3. Stephen J. Friesen, Imperial Cults and the Apocalypse of John. Reading Revelation in the Ruins. New York, Oxford University Press, 2001, xiv-285 p.

Alors que les autres livres du Nouveau Testament se présentent comme le récit d’événements historiques (évangiles et actes) ou constituent une prose exhortative (épîtres), il est paradoxal que l’Apocalypse de Jean, qui se distingue en ce qu’elle propose le récit de visions et d’auditions fantastiques, soit le livre qui, au cours des dernières années, a le plus donné lieu à des enquêtes de type socio-historique. Ces dernières ont principalement cherché à comprendre son contenu en fonction de la situation sociale et religieuse prévalant dans les centres urbains d’Asie mineure dans la seconde moitié du ier siècle de l’ère commune. Ce courant exégétique, représenté notamment par les Adela Yarbro Colins, Leonard Thompson, Robert M. Royalty, accorde évidemment une grande importance au contexte religieux gréco-romain et au culte impérial.

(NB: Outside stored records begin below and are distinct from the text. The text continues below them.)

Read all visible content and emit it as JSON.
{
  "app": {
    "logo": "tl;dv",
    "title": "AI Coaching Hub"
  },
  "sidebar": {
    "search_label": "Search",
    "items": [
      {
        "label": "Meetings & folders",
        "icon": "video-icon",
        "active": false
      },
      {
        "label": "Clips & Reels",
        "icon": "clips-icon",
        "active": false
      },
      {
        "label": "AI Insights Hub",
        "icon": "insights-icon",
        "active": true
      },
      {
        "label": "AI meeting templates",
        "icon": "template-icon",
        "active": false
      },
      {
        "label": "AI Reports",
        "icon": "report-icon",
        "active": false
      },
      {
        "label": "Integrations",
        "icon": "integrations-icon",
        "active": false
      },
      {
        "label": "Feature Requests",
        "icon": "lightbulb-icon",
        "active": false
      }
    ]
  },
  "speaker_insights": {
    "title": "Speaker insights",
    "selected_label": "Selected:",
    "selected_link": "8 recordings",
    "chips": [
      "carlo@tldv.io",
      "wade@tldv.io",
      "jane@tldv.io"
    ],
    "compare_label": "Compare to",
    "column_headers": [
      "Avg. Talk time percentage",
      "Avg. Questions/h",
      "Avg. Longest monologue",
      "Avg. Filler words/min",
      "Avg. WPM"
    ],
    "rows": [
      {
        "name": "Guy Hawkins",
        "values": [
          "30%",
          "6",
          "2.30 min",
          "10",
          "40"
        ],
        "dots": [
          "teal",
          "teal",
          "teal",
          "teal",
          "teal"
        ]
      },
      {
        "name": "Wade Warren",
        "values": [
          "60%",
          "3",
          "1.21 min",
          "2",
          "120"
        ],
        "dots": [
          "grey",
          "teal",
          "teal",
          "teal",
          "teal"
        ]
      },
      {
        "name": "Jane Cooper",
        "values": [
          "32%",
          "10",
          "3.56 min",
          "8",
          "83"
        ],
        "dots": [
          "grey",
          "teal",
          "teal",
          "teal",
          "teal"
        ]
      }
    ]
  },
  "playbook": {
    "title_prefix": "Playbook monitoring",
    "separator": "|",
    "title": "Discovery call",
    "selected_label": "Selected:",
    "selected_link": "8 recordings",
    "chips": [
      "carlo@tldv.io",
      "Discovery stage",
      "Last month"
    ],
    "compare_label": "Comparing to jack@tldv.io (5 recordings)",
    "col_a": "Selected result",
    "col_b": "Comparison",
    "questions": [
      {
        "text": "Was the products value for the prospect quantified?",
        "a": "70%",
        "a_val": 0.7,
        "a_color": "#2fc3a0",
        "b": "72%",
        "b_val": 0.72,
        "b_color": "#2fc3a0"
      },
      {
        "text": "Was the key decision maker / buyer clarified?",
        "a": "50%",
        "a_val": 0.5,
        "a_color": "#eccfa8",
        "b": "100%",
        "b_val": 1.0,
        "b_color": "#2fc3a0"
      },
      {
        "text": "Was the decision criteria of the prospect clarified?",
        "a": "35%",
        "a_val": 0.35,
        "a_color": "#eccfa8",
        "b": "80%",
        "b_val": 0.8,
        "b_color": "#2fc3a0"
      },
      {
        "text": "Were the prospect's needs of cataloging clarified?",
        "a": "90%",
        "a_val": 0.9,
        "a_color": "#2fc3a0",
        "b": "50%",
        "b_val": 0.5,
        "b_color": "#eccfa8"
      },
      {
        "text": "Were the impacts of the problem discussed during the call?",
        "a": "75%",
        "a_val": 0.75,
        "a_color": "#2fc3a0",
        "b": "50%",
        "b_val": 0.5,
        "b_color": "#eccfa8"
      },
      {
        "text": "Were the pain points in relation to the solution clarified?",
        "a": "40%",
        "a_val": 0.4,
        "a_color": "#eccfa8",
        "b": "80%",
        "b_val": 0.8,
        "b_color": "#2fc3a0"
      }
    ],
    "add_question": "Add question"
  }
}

L’opposition de l’auteur de l’Apocalypse au culte impérial a depuis longtemps été considérée comme l’une des caractéristiques dominantes de ce texte. Toutefois, l’exégèse traditionnelle a généralement considéré ce culte comme dépourvu d’un contenu religieux véritable et la recherche a accordé très peu d’attention aux nombreux témoignages archéologiques, épigraphiques et documentaires qui nous en sont parvenus. C’est cette double lacune que veut combler l’A. Dans le premier chapitre, l’A. critique la conception de la religion mise en oeuvre par les savants modernes dans leur analyse des phénomènes religieux de l’antiquité (p. 5‑22). La première partie du volume (« The Logic of Participation », p. 23‑132) est consacrée à l’étude des cultes impériaux et de leur évolution. Les ch. 2 et 3 sont consacrés aux cultes impériaux provinciaux sous Auguste et Tibère (p. 25‑38), puis sous Gaius et Domitien (p. 39‑55) ; les ch. 4 et 5, aux cultes impériaux municipaux, en proposant d’abord un survol général (p. 56‑76), puis l’étude de deux cas, le Sebasteion d’Aphrodise et le temple d’Auguste à Éphèse (p. 77‑103) ; le ch. 6 traite des manifestations du culte impérial associées aux groupes (associations, guildes, familles) et aux individus. Finalement, le ch. 7 (p. 122‑132) analyse les manifestations du culte impérial en tant que religion comportant, comme toute religion, des dimensions cosmogoniques (associant la famille impériale aux olympiens et présentant Auguste comme le fondateur d’un nouvel ordre du monde), cosmologique (faisant de Rome le centre du monde et de la naissance d’Auguste le début du calendrier), une dimension liée à ce que l’A. désigne comme « Human Maturation », et enfin, une dimension eschatologique, individuelle et cosmique. Le silence des sources sur l’eschatologie individuelle ne permet guère d’élaboration à ce sujet. Quant à l’aspect cosmique de l’eschatologie, il serait le point faible du culte impérial. En présentant l’Empire comme la réalisation des espérances humaines, ce culte ne laissait en effet aucune place à une eschatologie cosmique.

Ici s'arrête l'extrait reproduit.